Çok benzer bir olay da Dostoyevski'nin, Raskolnikov'u Fransız şair Pierre François Lacenaire'den, 'suç'unu da bu şairin, parasını almak için bir adamı öldürmesinden esinlendiği kült romanı Suç ve Ceza'da yer alıyor. Raskolnikov, gördüğü bir kâbusta, babasıyla birlikte şehrin meydanında dolaşırken bir at arabasına sığmaya çalışan sarhoşlara tanık oluyor. At arabasının sahibi, araba dolduğu halde herkesi binmeye çağırıyor. Yorgun, bitkin ve zayıf at, arabayı çekemiyor doğal olarak. Ama arabacı durmadan kırbaçlıyor atı. Raskolnikov, gördükleri karşısında mahvoluyor, çıldırıyor adeta. Sonunda babasına sarılarak hıçkıra hıçkıra ağlıyor: "Baba neden öldürüyorlar zavallı atı?"

Friedrich Nietzsche'yi ağlatan ve büyük düşünürün çaresizlik içinde insanlardan uzaklaşmasına, yaşamının geri kalanını daha derin bir yalnızlıkta geçirmesine neden olan Torino Atı anlatısının kaynağı, şimdi daha iyi anlaşılıyor. Zira Nietzsche, Rus edebiyatının büyük romancısı Dostoyevski için şöyle diyor: "O, kendisinden bir şeyler öğrendiğim tek psikologdur!" Nietzsche ve Dostoyevski gibi yalnızlar, insanların acımasızlığı karşısında kendilerini çaresiz hissedenler için Goethe, bu hikâyelerin yaşanmasından yıllar önce şöyle demişti: "Dünya hassas kalpler için bir cehennemdir!”

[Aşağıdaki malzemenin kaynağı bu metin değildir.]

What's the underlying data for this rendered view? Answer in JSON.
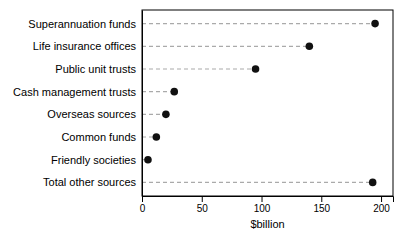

19. yüzyılın önemli ve aykırı filozoflarından Nietzsche'ye bağlanan Torino Atı anlatısını sürdüren bir olay örgüsü kurgulamak isteyen sanatçılar, anlatının devamında, olasılıkla büyük düşünürün peşine düşerlerdi; çünkü hikâyenin kahramanı oydu. Anekdotu duyan, okuyan herkesin aklına, “Acaba sonra Nietzsche'ye ne oldu? Nasıl yaşadı, ne yaptı, yaşamı nasıl son buldu?” sorularının çengelleri asılırdı kuşkusuz. Felsefeye ilgi duyanlarsa, onun bu anlatıda yaşadığı duygusal deneyimin, düşüncelerini nasıl etkilediğini ve bu etkinin yapıtlarına nasıl yansıdığını merak ederlerdi.

NIETZSCHE ODAKLI BİR ROMAN VE BİR FİLM

Nihayet, Yahudi kökenli Amerikalı psikanalist ve yazar Irvin David Yalom, Nietzsche Ağladığında adlı yarı belgesel romanında tam da bunu yapıyor. Friedrich Nietzsche'nin hayatının son yıllarını, özellikle de yukarıda anlatılan olayın ardından yaşadığı psikolojik çöküşü ele alıyor. Romanda anlatılanların zamanı, Sigmund Freud'un psikanalizin temellerini attığı döneme denk geliyor ve bu nedenle yazar, Nietzsche ile Freud'u, romanın kurgusal yapısında karşılaştırarak karakterlerin psikolojik betimlemelerine derinlik kazandırıyor.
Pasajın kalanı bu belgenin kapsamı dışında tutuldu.